You end up taking a lot of abuse in this job. And you could respond to that by becoming bitter and angry and saying that the person that attacked me is someone I’m going to hate. Now I just can’t maintain a sense of spiritual equanimity if I’m sitting there angry and hateful. You’re not going to be able to make it day by day, you’re not going to be the same person, you’re going to end up becoming an angry, hateful person. I just don’t want to become that kind of person. My Christian faith says to me to keep it all in perspective. Don’t allow yourself to be warped and crack under all of the pressures.
NP: There has been talk about “future presidential contender Brett Schunder.” What is your reaction to that?
BS: Well I don’t think about that at all.
There is a scripture that says, “Thy Word is a lamp unto my feet.” The image that that portrays to me is that you can see far enough ahead to take the next step. You can’t see way in the distance–it’s still dark. And that’s the way my life has been. There are some things that don’t change such as, “You shall love the Lord your God with all your heart,” and “love your neighbor as yourself,” these are principles to live by. But the circumstances you are in and where you put your next step, that does change.

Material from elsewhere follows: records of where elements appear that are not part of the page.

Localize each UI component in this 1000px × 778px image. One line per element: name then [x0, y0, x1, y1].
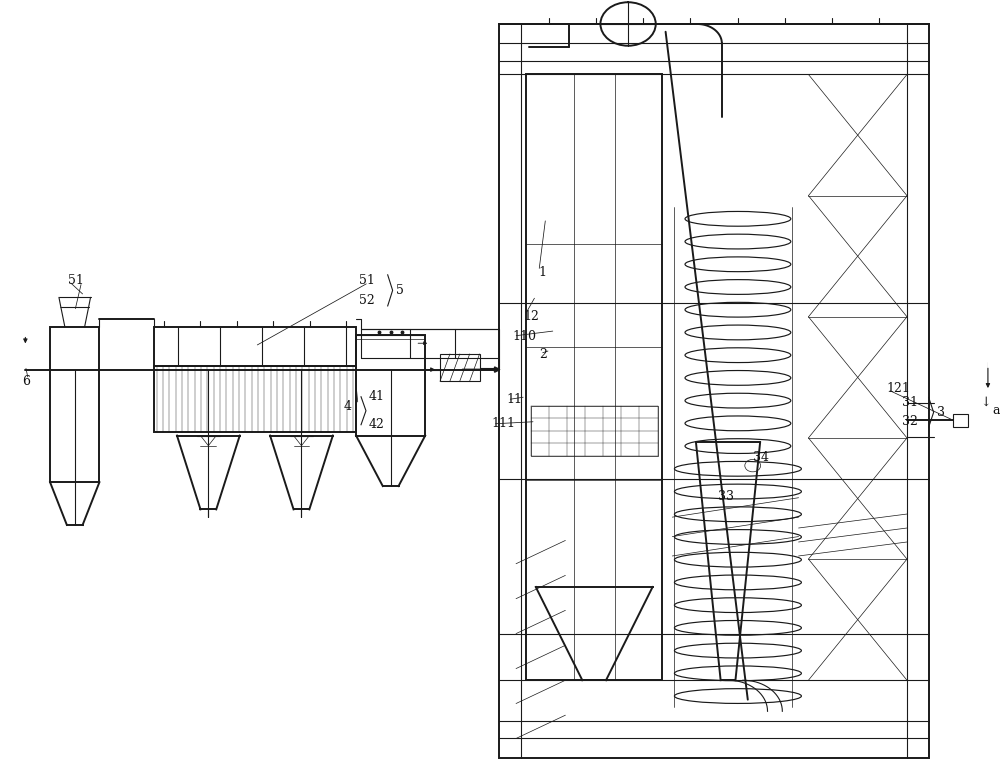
Bar [953, 414, 968, 426]
Bar [499, 24, 929, 758]
Bar [154, 366, 356, 432]
Text: 5: 5 [396, 284, 403, 297]
Text: 110: 110 [512, 330, 536, 342]
Text: 34: 34 [753, 451, 769, 464]
Text: 31: 31 [902, 397, 918, 409]
Text: 1: 1 [539, 266, 547, 279]
Text: 11: 11 [506, 394, 522, 406]
Text: 12: 12 [524, 310, 540, 324]
Bar [531, 405, 658, 456]
Text: 51: 51 [68, 274, 84, 287]
Text: 121: 121 [886, 383, 910, 395]
Text: 41: 41 [369, 391, 385, 403]
Text: 4: 4 [343, 400, 351, 412]
Bar [356, 335, 425, 436]
Bar [440, 354, 480, 381]
Text: 32: 32 [902, 415, 918, 428]
Text: 52: 52 [359, 294, 375, 307]
Bar [50, 327, 99, 482]
Text: 33: 33 [718, 490, 734, 503]
Text: a: a [993, 404, 1000, 417]
Bar [154, 327, 356, 366]
Text: 3: 3 [937, 406, 945, 419]
Text: ↓: ↓ [981, 396, 991, 409]
Text: 51: 51 [359, 274, 375, 287]
Bar [526, 75, 662, 680]
Text: 6: 6 [22, 375, 30, 387]
Text: 2: 2 [539, 348, 547, 360]
Text: 42: 42 [369, 419, 385, 431]
Text: 111: 111 [491, 418, 515, 430]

You can’t see what the train way ahead looks like or where exactly you’re gonna be. I don’t have an ambition to become something, but to be faithful. So I don’t want to lose my soul, if you will, I don’t way to lose who I am, I don’t want to lose the kind of person I feel I’m called to be.
I’m a father. I’ve got two kids. I want to be faithful to them and to my wife–that’s not going to change. But at one time I was able to make a contribution to the bigger world by being a congressional staffer. Another time by working on a presidential campaign. Another time through working on Wall Street. Now I’ve had an opportunity to make a contribution through Mayor. I never really planned on any of those things. But they presented themselves as opportunities to be faithful to be the kind of person I felt called to be.
Right now, I can’t tell you I feel called to be governor, but I do feel called right now to think about running for governor. We’ll see what God has in mind.